We are also studying design methodologies for modelling and implementation. Our work includes automated floating-point rounding analysis [1], a variable radix variable wordlength arithmetic scheme which allows tradeoffs between resource utilisation [2], performance and accuracy; an arithmetic library that can support different number systems such as fixed point, floating point, and logarithmic [3]; the virtual embedded block technique for exploring tradeoffs with coarse-grained blocks in FPGAs [4]; and using map-reduce for hardware/software codesign [5].

[1] Michael Frechtling and Philip H. W. Leong. MCALIB - a tool for automated rounding error analysis. ACM Transactions on Programming Languages and Systems, 37:5:1–5:25, April 2015. (doi:10.1145/2665073)

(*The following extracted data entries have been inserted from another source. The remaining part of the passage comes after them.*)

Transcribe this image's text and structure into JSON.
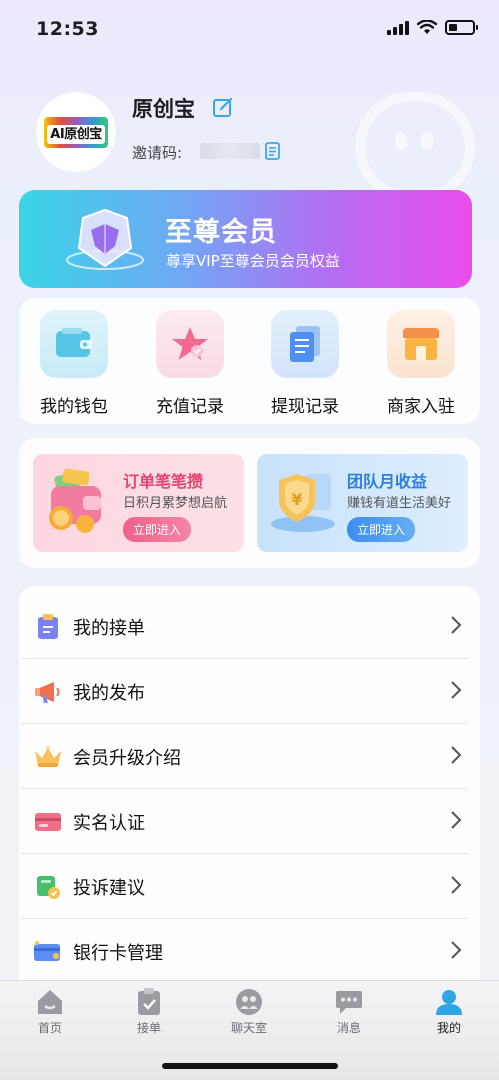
{
  "status_bar": {
    "time": "12:53"
  },
  "profile": {
    "avatar_text": "AI原创宝",
    "username": "原创宝",
    "invite_label": "邀请码:",
    "invite_value": "••••••"
  },
  "vip": {
    "title": "至尊会员",
    "subtitle": "尊享VIP至尊会员会员权益"
  },
  "quick_actions": [
    {
      "label": "我的钱包",
      "icon": "wallet-icon"
    },
    {
      "label": "充值记录",
      "icon": "star-icon"
    },
    {
      "label": "提现记录",
      "icon": "document-icon"
    },
    {
      "label": "商家入驻",
      "icon": "store-icon"
    }
  ],
  "promos": [
    {
      "title": "订单笔笔攒",
      "subtitle": "日积月累梦想启航",
      "button": "立即进入",
      "icon": "wallet-coins-icon"
    },
    {
      "title": "团队月收益",
      "subtitle": "赚钱有道生活美好",
      "button": "立即进入",
      "icon": "shield-yuan-icon"
    }
  ],
  "menu": [
    {
      "label": "我的接单",
      "icon": "clipboard-icon"
    },
    {
      "label": "我的发布",
      "icon": "megaphone-icon"
    },
    {
      "label": "会员升级介绍",
      "icon": "crown-icon"
    },
    {
      "label": "实名认证",
      "icon": "id-card-icon"
    },
    {
      "label": "投诉建议",
      "icon": "feedback-icon"
    },
    {
      "label": "银行卡管理",
      "icon": "bank-card-icon"
    }
  ],
  "tabs": [
    {
      "label": "首页",
      "icon": "home-icon",
      "active": false
    },
    {
      "label": "接单",
      "icon": "clipboard-check-icon",
      "active": false
    },
    {
      "label": "聊天室",
      "icon": "chat-room-icon",
      "active": false
    },
    {
      "label": "消息",
      "icon": "message-icon",
      "active": false
    },
    {
      "label": "我的",
      "icon": "user-icon",
      "active": true
    }
  ],
  "colors": {
    "vip_gradient_start": "#39d5e6",
    "vip_gradient_end": "#ea4cea",
    "promo_pink": "#e8456e",
    "promo_blue": "#2c7fe0",
    "active_tab": "#2ea6e6"
  }
}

[2] M.P. Leong and P.H.W. Leong. A variable-radix digit-serial design methodology and its application to the discrete cosine transform. IEEE Transactions on VLSI Systems, 11(1):90–104, 2003.

[3] K.H. Tsoi, C.H. Ho, H.C. Yeung, and P.H.W. Leong. An arithmetic library and its application to the N-body problem. In Proc. IEEE Symposium on Field-Programmable Custom Computing Machines (FCCM), pages 68–78, 2004.

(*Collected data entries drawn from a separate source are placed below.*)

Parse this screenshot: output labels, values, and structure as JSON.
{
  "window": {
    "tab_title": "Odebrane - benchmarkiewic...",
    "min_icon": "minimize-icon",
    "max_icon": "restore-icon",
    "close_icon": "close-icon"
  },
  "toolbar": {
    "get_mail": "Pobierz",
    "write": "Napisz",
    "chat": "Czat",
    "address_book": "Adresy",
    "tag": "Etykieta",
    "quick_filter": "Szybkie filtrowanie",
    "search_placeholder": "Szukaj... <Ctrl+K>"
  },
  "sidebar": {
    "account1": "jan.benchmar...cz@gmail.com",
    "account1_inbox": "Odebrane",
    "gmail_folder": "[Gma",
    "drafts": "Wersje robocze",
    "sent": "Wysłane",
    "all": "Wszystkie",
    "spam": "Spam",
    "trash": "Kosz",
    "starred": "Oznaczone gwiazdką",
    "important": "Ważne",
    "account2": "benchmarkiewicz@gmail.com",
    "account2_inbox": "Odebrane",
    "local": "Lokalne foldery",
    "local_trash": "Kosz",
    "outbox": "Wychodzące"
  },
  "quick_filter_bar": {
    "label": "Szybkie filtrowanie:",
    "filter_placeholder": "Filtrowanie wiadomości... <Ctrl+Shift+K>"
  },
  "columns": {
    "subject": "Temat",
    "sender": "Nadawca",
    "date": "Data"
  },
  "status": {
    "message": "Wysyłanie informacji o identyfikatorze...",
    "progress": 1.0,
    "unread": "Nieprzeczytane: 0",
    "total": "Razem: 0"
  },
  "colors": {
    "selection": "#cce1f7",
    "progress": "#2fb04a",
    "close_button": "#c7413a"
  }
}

[4] Chun Hok Ho, Chi Wai Yu, Philip Leong, Wayne Luk, and Steven J.E. Wilton. Floating point FPGA: Architecture and modelling. IEEE Transactions on VLSI Systems, 17(12):1709–1719, 2009.

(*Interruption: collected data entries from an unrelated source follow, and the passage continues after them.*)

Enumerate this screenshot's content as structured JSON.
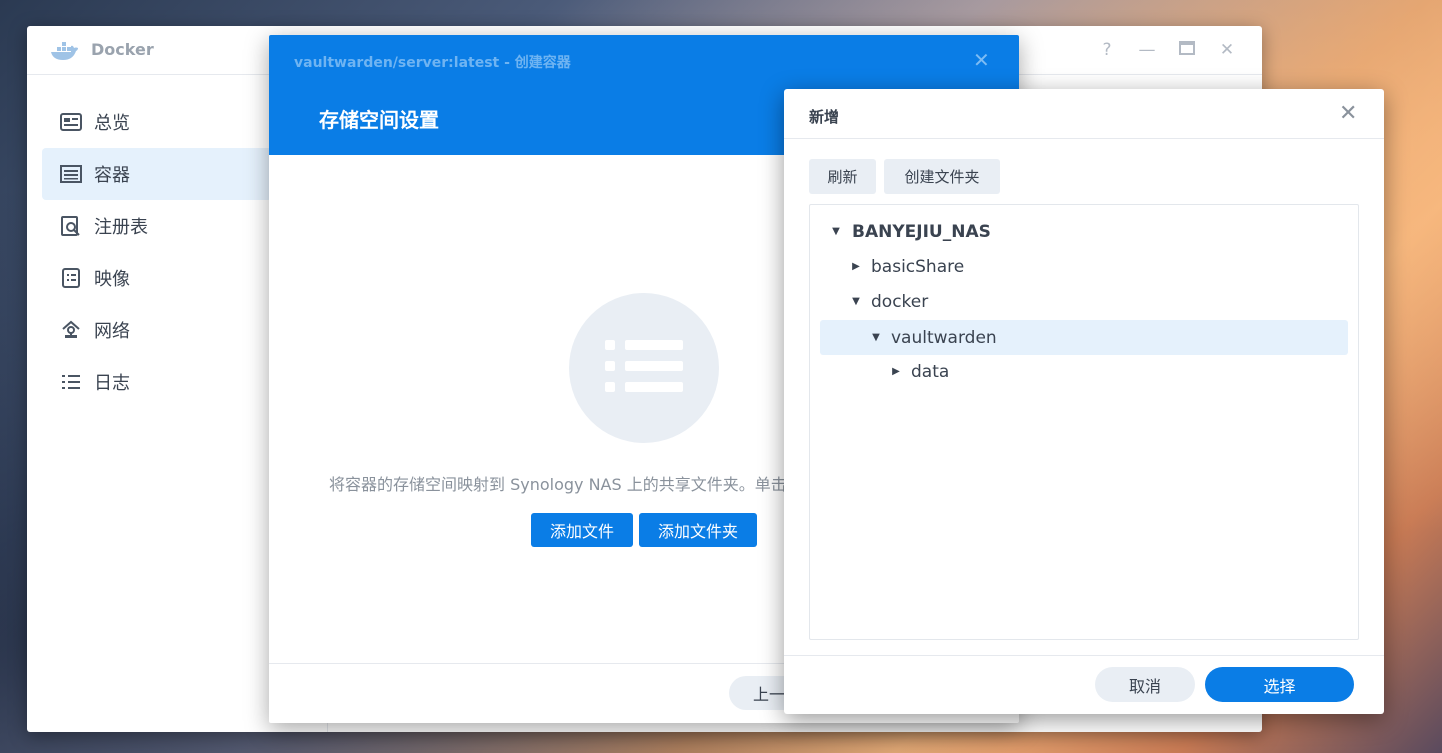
{
  "docker": {
    "app_title": "Docker",
    "controls": {
      "help": "?",
      "minimize": "—",
      "maximize": "□",
      "close": "✕"
    },
    "sidebar": [
      {
        "label": "总览",
        "icon": "overview-icon"
      },
      {
        "label": "容器",
        "icon": "container-icon",
        "active": true
      },
      {
        "label": "注册表",
        "icon": "registry-icon"
      },
      {
        "label": "映像",
        "icon": "image-icon"
      },
      {
        "label": "网络",
        "icon": "network-icon"
      },
      {
        "label": "日志",
        "icon": "log-icon"
      }
    ]
  },
  "wizard": {
    "subtitle": "vaultwarden/server:latest - 创建容器",
    "close": "✕",
    "title": "存储空间设置",
    "description": "将容器的存储空间映射到 Synology NAS 上的共享文件夹。单击",
    "add_file": "添加文件",
    "add_folder": "添加文件夹",
    "prev": "上一步"
  },
  "picker": {
    "title": "新增",
    "close": "✕",
    "refresh": "刷新",
    "create_folder": "创建文件夹",
    "tree": [
      {
        "label": "BANYEJIU_NAS",
        "expanded": true,
        "level": 0
      },
      {
        "label": "basicShare",
        "expanded": false,
        "level": 1
      },
      {
        "label": "docker",
        "expanded": true,
        "level": 1
      },
      {
        "label": "vaultwarden",
        "expanded": true,
        "level": 2,
        "selected": true
      },
      {
        "label": "data",
        "expanded": false,
        "level": 3
      }
    ],
    "cancel": "取消",
    "select": "选择"
  },
  "colors": {
    "accent": "#0a7de6",
    "selected": "#e5f1fc",
    "text": "#3a4350"
  }
}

[4] Jackson H.C. Yeung, C.C. Tsang, K.H. Tsoi, Bill S.H. Kwan, Chris C.C. Cheung, Anthony P.C. Chan, and Philip H.W. Leong. Map-reduce as a programming model for custom computing machines. In Proc. IEEE Symposium on Field-Programmable Custom Computing Machines (FCCM), pages 149–159, 2008.

FPGA Hardware

FPGAs are among the fastest growing segments of the semiconductor industry. We have strong interest in developing hardware for embedded systems. Our projects including reconfigurable computing cards such as Pilchard, the first memory-slot based reconfigurable computing card [1] and the architecture and printed circuit board design for The Cube Project, a 512 FPGA supercomputer [2] and the first university-designed structured ASIC [3].

[1] P.H.W. Leong, M.P. Leong, O.Y.H. Cheung, T. Tung, C.M. Kwok, M.Y. Wong, and K.H. Lee. Pilchard - a reconfigurable computing platform with memory slot interface. In Proc. IEEE Symposium on Field-Programmable Custom Computing Machines (FCCM), pages 170–179, 2001. Selected as one of the 25 most significant papers from the first 20 years of FCCM.

[2] Oskar Mencer, Kuen Hung Tsoi, Stephen Craimer, Timothy Todman, Wayne Luk, Ming Yee Wong, and Philip Heng Wai Leong. CUBE: A 512-FPGA cluster. In Proc. Southern Programmable Logic Conference (SPL), pages 51–57, 2009.

[3] Man-Ho Ho, Yan-Qing Ai, Thomas C.P. Chau, Steve C.L. Yuen, Chiu-Sing Choy, Philip H.W. Leong, and Kong-Pang Pun. Architecture and design flow for a highly efficient structured ASIC. IEEE Transactions on VLSI Systems, 21(3):424–433, 2013.

FPGA Architectures

We also study how FPGAs can be improved for domain-specific applications. Along these lines we have studied how they can be optimised to support floating-point arithmetic [1]; and looked at how reconfigurable fabrics can be included in synthesisable ASICs for debugging purposes [2].

[1] Chun Hok Ho, Chi Wai Yu, Philip H.W. Leong, Wayne Luk, and Steve Wilton. Domain-specific hybrid FPGA: architecture and floating point applications. In Proc. International Conference on Field Programmable Logic and Applications (FPL), pages 196–201, 2007. Stamatis Vassiliadis Award for Outstanding Paper.

[2] Steve J.E. Wilton, C.H. Ho, Brad Quinton, P.H.W. Leong, and Wayne Luk. A synthesizable datapath-oriented embedded FPGA fabric for silicon debug applications. ACM Transactions on Reconfigurable Technology and Systems, 1(1):7:1–7:25, March 2008.